If you build a website on it and the hardware fails, then your website is unavailable until your restore process is completed.
That is a virtual hosting strategy.
If you worry about the hardware failing and pay for two virtual servers, to provide you resilience, and both of those are in the same data-center operated by the same provider, then if the first one fails you can maintain the availability of your service using the remaining virtual server, giving you continuity while you bring up the restored version.
That is a resilient virtual hosting strategy.
Lets look at the term "cloud," possibly the most over-used and widely re-interpreted term. For technicians, "cloud" gives the impression that the service user, and indeed the service operator, is "abstracted" from the underlying hardware fabric. You don't actually know where the server that is serving you is.
Well that sounds like virtual hosting, right? Yes. Most (all?) cloud models use virtual hosting for the individual server instances, but there are two critical differences that make AWS' EC2 a platform for Infrastructure as a Service (IaaS) cloud services.
- Best practice is to develop your service using multiple data centers, in multiple regions
- The ad-hoc nature of the commercial and operational model means that you should be designing your service to be continually moving the service among virtual hosts.

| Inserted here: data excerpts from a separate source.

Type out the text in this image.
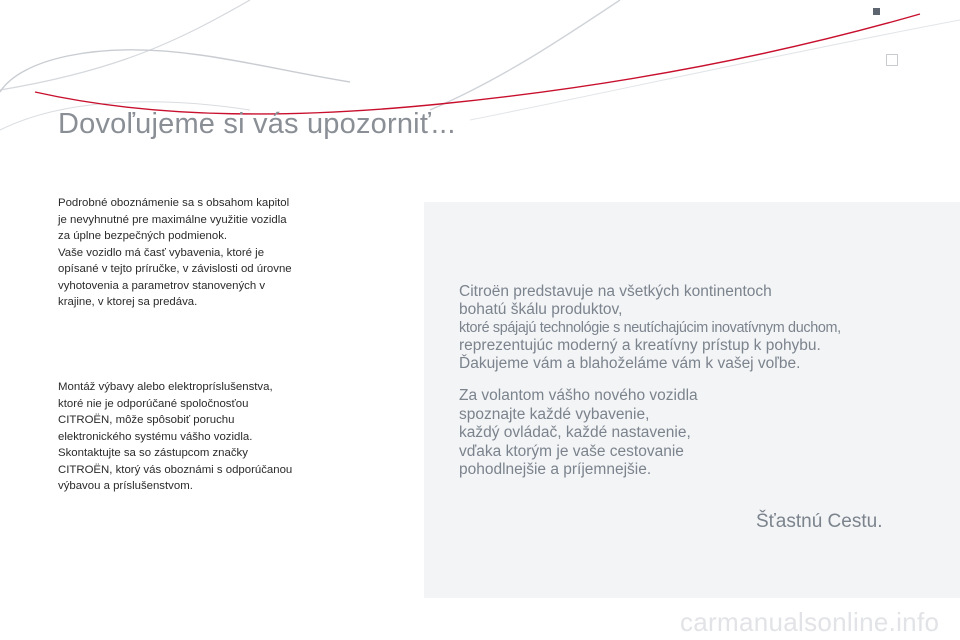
Dovoľujeme si vás upozorniť...

Podrobné oboznámenie sa s obsahom kapitol

je nevyhnutné pre maximálne využitie vozidla

za úplne bezpečných podmienok.

Vaše vozidlo má časť vybavenia, ktoré je

opísané v tejto príručke, v závislosti od úrovne

vyhotovenia a parametrov stanovených v

krajine, v ktorej sa predáva.

Montáž výbavy alebo elektropríslušenstva,

ktoré nie je odporúčané spoločnosťou

CITROËN, môže spôsobiť poruchu

elektronického systému vášho vozidla.

Skontaktujte sa so zástupcom značky

CITROËN, ktorý vás oboznámi s odporúčanou

výbavou a príslušenstvom.

Citroën predstavuje na všetkých kontinentoch

bohatú škálu produktov,

ktoré spájajú technológie s neutíchajúcim inovatívnym duchom,

reprezentujúc moderný a kreatívny prístup k pohybu.

Ďakujeme vám a blahoželáme vám k vašej voľbe.

Za volantom vášho nového vozidla

spoznajte každé vybavenie,

každý ovládač, každé nastavenie,

vďaka ktorým je vaše cestovanie

pohodlnejšie a príjemnejšie.

Šťastnú Cestu.

carmanualsonline.info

And so, while Netflix, Salesforce, Instagram, Reddit, and others have all had high profile outages on AWS, and "the cloud" has been perceived by some enterprises as being unstable and unsuitable for high-value, high-availability service models, the truth is that if a single availability zone (AZ) or region (Amazon's terms for clusters of data-centers) fails and their service therefore fails, the fact is that Netflix, Salesforce, Instagram, Reddit, and others have not properly architected their platform within AWS to exist at all times in multiple availability zones and regions. An outage in one area should programatically, instantanously, and seamlessly switch users to an alternative. The virtual hosts in the failed data center will have stopped being billed for—they as good-as "dont exist"—and replacements should be online in alternative places in AWS, or even in other providers' clouds within a minute. If they don't do that then the engineers in those companies have failed to grasp cloud architecture, and no amount of pointing the finger at AWS will obscure that.
We don't care if a post van breaks down. We only care if the sender puts the wrong address on the packet. This analogy is the same.
In the three times I recall serious outages (again all within SLA) in AWS, we only found out several days later after looking at our logs. Our systems failover the live audio and video encoding we do in microseconds—and with buffering the handover is frame-accurate—so it is almost impossible for our client to know if AWS has an outage. And this is critical market information; we cant afford to lose packets.
By combining the relatively low SLAs of multiple AZs, we get higher SLA out of AWS than AWS offers itself.
THAT is cloud architecture.
It seems Netflix and the others need to look at their design a little more. In the meanwhile I would like to commend AWS for offering the service they commit to and doing so well within SLA.
And the remaining, cynical critics out there should a.) learn a bit about what they are talking about before they criticise, and b.) stop blaming the tools and blame the workmen.